Question

: A solution containing \[8.6{\text{ g }}{{\text{L}}^{-1} }\] of urea is isotonic with a \[5\% {\text{ (w/v)}}\] solution of unknown solute. The molar mass of solute will be
A.\[{\text{348}}{\text{.9 g mo}}{{\text{l}}^{-1} }\]
B.\[{\text{174}}{\text{.5 g mo}}{{\text{l}}^{-1} }\]
C.\[{\text{87}}{\text{.3 g mo}}{{\text{l}}^{-1} }\]
D.\[{\text{34}}{\text{.89 g mo}}{{\text{l}}^{-1} }\]

Answer 1

Hint:Isotonic solutions are those solutions which have the same concentration or we can say they have the same molarity. We will calculate the molarity of both the solution and equate them.

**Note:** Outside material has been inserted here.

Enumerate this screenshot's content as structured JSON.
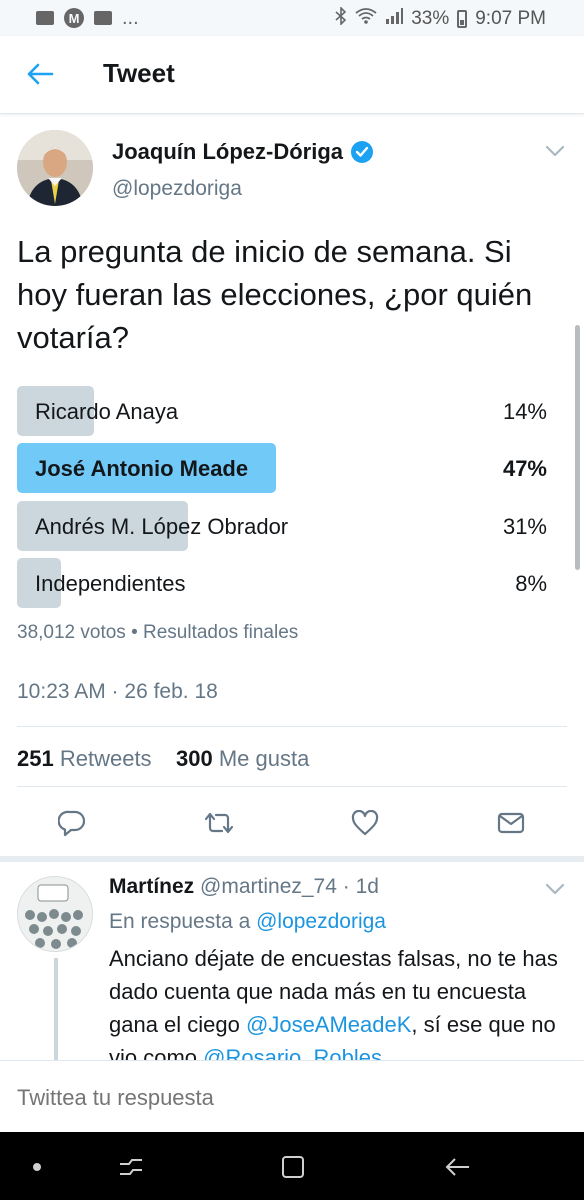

We will get the molar mass of the unknown solute.
Formula used:
\[{\text{Molarity }} = \dfrac{{\text{n}}}{{{\text{V in mL}}}} \times 1000\] here n is number of moles and V is volume of solution in millilitre.
\[{\text{Number of moles }} = \dfrac{{{\text{mass}}}}{{{\text{molar mass}}}}\]

Complete step by step answer:
Isotonic solutions are the solutions which have the same concentration.
We have been given the question that concentration of one solution is \[8.6{\text{ g }}{{\text{L}}^{-1} }\]. But molarity is calculated in mol per litre and not in gram per litre. We will convert it into moles by dividing it with the molar mass of urea that is 60. Hence the molarity becomes, \[\dfrac{{8.6}}{{60}}{\text{ mol }}{{\text{L}}^{-1} }\]
Now we will calculate the concentration on the other solution. \[5\% {\text{ (w/v)}}\] Mean that 5 gram of unknown solute is present in 100 mL of solution. We will calculate the molarity using the formula of molarity as:
\[{\text{Molarity }} = \dfrac{5}{{{\text{molar mass}} \times {\text{100}}}} \times 1000\]
\[ \Rightarrow {\text{Molarity }} = \dfrac{{50}}{{{\text{molar mass}}}}\]
Now since both the solutions are isotonic hence we will equate the concentration of both and hence we will get:
$\Rightarrow$\[\dfrac{{8.6}}{{60}}{\text{ mol }}{{\text{L}}^{-1} } = \dfrac{{50}}{{{\text{molar mass}}}}\]
Rearranging the above equation we will get molar mass as:
\[{\text{molar mass }} = 348.9{\text{ g}}/{\text{L}}\]

Hence, the correct option is A.

Note:
Solutions on the basis of concentration can be classified as hypertonic, hypotonic and isotonic solutions. The solution having more number of moles of solute present per litre of solution with respect to the reference solution are called hypertonic solution and the solution which have less concentration than other are called hypotonic solution. Molarity is the concentration term and w/v is percentage composition specifically called as percentage by volume.